The controversial new rules could burden front-end DeFi operators, but could also simplify individual tax returns.
The US Treasury and the IRS finalized the rules on December 27 That will require decentralized finance (DeFi) services to report new data related to crypto activity.
DeFi brokers, defined by the Treasury as front-end service providers that interact directly with customers in digital asset transactions, will be required to report gross proceeds from the sale of their digital assets via Form 1099.
The same requirements already apply to securities brokerages and cryptocurrency trading custody platforms. According to the Treasury, digital protocol operators and protocol software developers are not considered intermediaries under the rules.
However, the requirements apply to a wide variety of platform operators: Forbes He explained that several front-end DeFi operators will need to comply, including operators of certain websites, browser extensions, and non-hosted wallets.
In addition to reporting revenue from transactions that took place after January 1, 2027, Forbes noted that DeFi operators must track transactions and collect information about user identities through Know Your Customer (KYC) measures. .

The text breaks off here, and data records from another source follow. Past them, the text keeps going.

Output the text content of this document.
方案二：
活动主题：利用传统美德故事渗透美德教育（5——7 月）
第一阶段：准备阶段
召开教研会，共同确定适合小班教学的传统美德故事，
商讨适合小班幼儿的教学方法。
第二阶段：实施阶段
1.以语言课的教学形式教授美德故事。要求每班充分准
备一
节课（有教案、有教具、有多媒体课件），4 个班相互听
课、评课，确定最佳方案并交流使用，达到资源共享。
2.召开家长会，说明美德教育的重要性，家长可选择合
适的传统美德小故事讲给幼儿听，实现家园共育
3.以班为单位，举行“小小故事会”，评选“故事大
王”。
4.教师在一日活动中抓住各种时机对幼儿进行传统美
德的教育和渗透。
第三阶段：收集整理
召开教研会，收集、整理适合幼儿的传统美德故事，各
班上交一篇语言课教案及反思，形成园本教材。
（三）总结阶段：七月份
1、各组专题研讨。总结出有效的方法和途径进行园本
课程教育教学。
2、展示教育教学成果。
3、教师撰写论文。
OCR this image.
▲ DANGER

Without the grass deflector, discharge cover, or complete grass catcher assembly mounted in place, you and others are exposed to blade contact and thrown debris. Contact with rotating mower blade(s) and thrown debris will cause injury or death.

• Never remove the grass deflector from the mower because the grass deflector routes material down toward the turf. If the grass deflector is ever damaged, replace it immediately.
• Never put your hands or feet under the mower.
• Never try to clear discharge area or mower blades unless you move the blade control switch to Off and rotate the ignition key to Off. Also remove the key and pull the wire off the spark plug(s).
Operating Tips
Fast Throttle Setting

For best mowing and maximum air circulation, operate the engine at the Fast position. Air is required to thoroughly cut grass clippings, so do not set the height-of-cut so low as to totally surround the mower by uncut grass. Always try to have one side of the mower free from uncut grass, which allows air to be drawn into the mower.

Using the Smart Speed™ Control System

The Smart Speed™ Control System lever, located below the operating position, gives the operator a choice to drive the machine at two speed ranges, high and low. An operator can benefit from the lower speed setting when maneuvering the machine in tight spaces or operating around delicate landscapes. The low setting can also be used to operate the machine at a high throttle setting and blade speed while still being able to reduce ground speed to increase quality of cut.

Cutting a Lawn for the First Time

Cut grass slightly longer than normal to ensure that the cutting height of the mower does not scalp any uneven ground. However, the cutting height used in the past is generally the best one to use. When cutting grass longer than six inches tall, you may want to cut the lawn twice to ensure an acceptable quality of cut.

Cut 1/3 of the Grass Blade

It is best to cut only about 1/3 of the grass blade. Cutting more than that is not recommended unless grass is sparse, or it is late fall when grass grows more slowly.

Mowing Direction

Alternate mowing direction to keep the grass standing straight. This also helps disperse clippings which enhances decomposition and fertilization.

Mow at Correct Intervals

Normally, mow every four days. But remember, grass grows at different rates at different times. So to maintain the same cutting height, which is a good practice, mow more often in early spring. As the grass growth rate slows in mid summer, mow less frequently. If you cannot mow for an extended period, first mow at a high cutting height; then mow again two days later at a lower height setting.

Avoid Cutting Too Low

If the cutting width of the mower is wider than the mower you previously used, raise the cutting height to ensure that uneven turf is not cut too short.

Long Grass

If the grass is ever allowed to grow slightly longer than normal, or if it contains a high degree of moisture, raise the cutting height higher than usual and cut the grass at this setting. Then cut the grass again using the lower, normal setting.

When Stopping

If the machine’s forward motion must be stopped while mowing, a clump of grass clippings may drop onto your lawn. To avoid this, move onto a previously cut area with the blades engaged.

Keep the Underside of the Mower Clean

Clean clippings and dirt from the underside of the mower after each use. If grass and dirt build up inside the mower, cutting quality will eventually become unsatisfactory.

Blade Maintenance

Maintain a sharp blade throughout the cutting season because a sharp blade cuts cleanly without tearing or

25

The new rules do not add reporting requirements for individuals, who are already required to report their crypto earnings. However, DeFi users should eventually receive Form 1099, which clarifies what they must report on their tax return.
The Blockchain Association and other industry groups have filed a joint lawsuit that aims to show that the rules are illegal and unconstitutional.
The lawsuit argues that the rules include DeFi entities that do not conduct crypto transactions but instead allow users to transact with each other.
That lack of participation makes it impossible for DeFi entities to comply with the rules in their current form, according to the lawsuit. Any attempt to comply would involve the introduction of intermediaries, undermining the framework of direct-to-user DeFi without intermediaries. Furthermore, attempting to comply would be cost-prohibitive and would cause many entities to close or move to another country.
in a related statementThe Blockchain Association mentioned that the requirements could affect end users, warning that the rules are an “infringement on the privacy rights of people who use decentralized technology.”
On the other hand, Bill Hughes, senior lawyer at Consensys, argument that the rules could apply beyond the most popular cryptocurrencies. He stated that the rules apply to “all assets,” including non-fungible tokens (NFTs) and stablecoins, which are “all costs and no benefits” in terms of revenue.
Meanwhile, Republican Senator Cynthia Lummis, implicit that the transition to the Trump administration on January 20 could cause the rule to be scrapped. However, Trump’s team had apparently not commented on the matter as of late December.